WALKER, Richard1, IMBER, Jonathan2 and HOLDSWORTH, Robert E.1, (1)Department of Earth Sciences, University of Durham, South Road, Durham, DH1 3LE, United Kingdom, (2)Dept of Earth Sciences, Durham University, Sourth Road, Durham, DH1 3lE, United Kingdom, r.j.walker@durham.ac.uk

Few detailed field studies to date have characterised the faults, fractures and associated fault rocks within continental flood basalt provinces. The Faroe Islands are situated on the Faroe platform on the NE Atlantic margin and form part of the extensive Palaeogene flood basalts that cover much of the Faroe-Shetland basin (FSB). Seismic and potential field data suggest that the faults and fractures in the Faroes are related to NW-SE trending lineaments, previously interpreted as broad transfer-zones. The exceptional exposure of the Faroe Islands provides an opportunity to study sub-seismic scale brittle deformation within the Faroe Islands Basalt Group (FIBG), which is likely to be analogous to deformation in the FSB offshore.

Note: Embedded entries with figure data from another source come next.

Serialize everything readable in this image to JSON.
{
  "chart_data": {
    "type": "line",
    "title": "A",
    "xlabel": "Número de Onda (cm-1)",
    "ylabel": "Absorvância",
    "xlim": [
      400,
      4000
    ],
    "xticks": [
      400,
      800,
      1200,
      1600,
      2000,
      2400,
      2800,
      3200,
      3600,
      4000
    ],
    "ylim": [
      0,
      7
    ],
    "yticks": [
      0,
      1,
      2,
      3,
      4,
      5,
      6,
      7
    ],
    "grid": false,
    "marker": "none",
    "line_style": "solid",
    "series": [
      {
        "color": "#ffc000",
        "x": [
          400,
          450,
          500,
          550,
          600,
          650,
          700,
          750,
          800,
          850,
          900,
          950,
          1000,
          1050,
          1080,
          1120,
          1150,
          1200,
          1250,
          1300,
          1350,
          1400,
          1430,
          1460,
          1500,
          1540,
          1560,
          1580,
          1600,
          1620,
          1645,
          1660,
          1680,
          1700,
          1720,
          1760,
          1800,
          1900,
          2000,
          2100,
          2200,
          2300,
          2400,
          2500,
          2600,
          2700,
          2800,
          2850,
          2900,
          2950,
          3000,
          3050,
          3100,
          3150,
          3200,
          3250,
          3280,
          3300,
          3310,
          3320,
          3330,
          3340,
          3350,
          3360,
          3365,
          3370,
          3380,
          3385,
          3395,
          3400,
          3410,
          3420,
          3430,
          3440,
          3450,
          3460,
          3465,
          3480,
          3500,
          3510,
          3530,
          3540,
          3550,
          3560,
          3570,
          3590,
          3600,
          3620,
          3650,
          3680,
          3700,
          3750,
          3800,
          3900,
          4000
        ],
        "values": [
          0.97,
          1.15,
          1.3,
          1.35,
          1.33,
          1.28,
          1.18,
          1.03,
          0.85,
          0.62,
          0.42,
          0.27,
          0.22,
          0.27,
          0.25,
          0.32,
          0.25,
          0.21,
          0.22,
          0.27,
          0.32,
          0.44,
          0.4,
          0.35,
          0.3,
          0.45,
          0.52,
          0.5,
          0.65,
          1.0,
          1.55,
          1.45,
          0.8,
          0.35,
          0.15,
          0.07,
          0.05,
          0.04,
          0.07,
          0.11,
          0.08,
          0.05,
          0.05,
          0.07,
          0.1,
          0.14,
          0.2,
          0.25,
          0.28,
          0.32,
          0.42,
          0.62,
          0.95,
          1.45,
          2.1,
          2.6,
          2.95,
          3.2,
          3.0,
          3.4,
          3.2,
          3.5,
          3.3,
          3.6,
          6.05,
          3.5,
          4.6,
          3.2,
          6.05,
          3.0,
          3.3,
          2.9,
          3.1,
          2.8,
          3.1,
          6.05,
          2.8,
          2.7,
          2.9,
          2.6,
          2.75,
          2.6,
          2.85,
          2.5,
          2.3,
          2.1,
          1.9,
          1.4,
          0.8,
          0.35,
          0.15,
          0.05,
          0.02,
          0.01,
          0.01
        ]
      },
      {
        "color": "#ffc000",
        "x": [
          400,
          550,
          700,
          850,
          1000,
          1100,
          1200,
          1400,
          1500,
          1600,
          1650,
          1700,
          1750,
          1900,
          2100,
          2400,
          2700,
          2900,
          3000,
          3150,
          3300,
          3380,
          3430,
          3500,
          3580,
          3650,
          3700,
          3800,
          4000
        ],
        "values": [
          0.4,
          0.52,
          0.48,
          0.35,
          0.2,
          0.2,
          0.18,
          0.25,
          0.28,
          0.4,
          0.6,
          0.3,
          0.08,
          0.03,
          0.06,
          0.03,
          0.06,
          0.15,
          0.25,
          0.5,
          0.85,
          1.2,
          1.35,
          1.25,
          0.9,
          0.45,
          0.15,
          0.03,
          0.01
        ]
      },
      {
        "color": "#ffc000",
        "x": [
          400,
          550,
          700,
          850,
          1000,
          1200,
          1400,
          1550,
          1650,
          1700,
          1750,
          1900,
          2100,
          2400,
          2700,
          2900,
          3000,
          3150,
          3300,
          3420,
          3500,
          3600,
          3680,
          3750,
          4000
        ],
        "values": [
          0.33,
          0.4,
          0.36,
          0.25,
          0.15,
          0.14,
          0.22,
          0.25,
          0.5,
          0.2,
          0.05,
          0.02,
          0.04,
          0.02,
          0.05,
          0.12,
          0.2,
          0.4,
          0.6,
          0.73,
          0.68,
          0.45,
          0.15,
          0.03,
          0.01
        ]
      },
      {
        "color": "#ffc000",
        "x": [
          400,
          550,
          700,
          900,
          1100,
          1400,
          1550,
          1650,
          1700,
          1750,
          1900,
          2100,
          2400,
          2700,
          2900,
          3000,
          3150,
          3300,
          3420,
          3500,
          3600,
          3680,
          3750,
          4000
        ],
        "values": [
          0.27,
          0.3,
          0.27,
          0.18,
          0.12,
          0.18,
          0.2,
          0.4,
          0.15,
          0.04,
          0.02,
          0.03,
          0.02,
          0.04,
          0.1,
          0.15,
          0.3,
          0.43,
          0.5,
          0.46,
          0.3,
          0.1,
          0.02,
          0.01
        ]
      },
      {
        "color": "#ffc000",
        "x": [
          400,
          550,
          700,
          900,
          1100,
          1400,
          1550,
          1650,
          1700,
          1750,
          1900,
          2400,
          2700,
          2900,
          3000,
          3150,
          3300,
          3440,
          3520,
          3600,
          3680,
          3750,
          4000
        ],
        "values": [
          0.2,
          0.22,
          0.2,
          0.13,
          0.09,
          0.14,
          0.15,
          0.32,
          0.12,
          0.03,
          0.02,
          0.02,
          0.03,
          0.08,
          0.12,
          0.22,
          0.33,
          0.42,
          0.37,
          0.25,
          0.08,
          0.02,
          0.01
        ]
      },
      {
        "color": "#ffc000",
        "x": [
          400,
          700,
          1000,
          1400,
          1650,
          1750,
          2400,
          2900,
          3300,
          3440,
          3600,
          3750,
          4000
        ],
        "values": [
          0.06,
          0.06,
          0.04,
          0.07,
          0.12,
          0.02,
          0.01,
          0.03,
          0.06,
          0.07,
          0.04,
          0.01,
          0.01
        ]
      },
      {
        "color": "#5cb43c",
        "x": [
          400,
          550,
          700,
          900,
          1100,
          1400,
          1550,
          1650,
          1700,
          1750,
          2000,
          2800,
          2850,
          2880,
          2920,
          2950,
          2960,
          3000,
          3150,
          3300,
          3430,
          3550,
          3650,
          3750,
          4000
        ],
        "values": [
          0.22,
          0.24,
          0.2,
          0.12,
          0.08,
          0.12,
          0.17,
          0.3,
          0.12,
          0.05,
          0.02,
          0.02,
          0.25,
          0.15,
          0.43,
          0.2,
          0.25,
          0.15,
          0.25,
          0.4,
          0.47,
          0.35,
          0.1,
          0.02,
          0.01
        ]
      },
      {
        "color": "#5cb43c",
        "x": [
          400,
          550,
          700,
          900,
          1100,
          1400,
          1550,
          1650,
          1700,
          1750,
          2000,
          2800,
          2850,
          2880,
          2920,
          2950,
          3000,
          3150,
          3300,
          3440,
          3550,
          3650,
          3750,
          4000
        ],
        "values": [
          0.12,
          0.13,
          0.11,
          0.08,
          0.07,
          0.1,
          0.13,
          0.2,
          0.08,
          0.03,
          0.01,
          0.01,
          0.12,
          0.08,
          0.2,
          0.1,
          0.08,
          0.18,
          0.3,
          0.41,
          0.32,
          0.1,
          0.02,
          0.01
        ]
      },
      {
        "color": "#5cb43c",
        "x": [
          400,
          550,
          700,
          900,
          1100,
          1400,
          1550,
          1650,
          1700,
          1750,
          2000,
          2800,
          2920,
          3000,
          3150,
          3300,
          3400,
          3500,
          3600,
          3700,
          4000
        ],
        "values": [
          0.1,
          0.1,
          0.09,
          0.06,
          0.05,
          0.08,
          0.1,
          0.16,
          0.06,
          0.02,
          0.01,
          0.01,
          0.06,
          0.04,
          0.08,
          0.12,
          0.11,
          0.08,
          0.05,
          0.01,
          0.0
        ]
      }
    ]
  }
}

The FIBG displays significant vertical and lateral variation, and is interspersed with sedimentary marker horizons (up to 25 m thick) laid down during periods of volcanic quiescence, providing an excellent opportunity to study the geometry and growth of faults, fractures and joints within both clastic and volcanic units.

Our detailed analysis of the individual faults and fault zones – the first attempted in this area - has revealed new constraints on the generation and relative timings of faults within the FIBG. Field observations reveal three distinct fault types: 1) individual fault surfaces with shear hydraulic fractures/veins; 2) broader fault zones comprising multiple fault clusters that display brecciation and tensile hydrofracture veins filled with euhedral zeolites; and 3) open faults with shear hydraulic fractures/veins, bounding clastic fills, some of which have experienced fluidization and injection events. These different types are interpreted as forming at different depths and times, likely under varying differential stresses and pore-fluid pressure conditions. Future study will use microstructural, geochemical and fluid inclusion studies to verify preliminary interpretations of fault formation within the FIBG.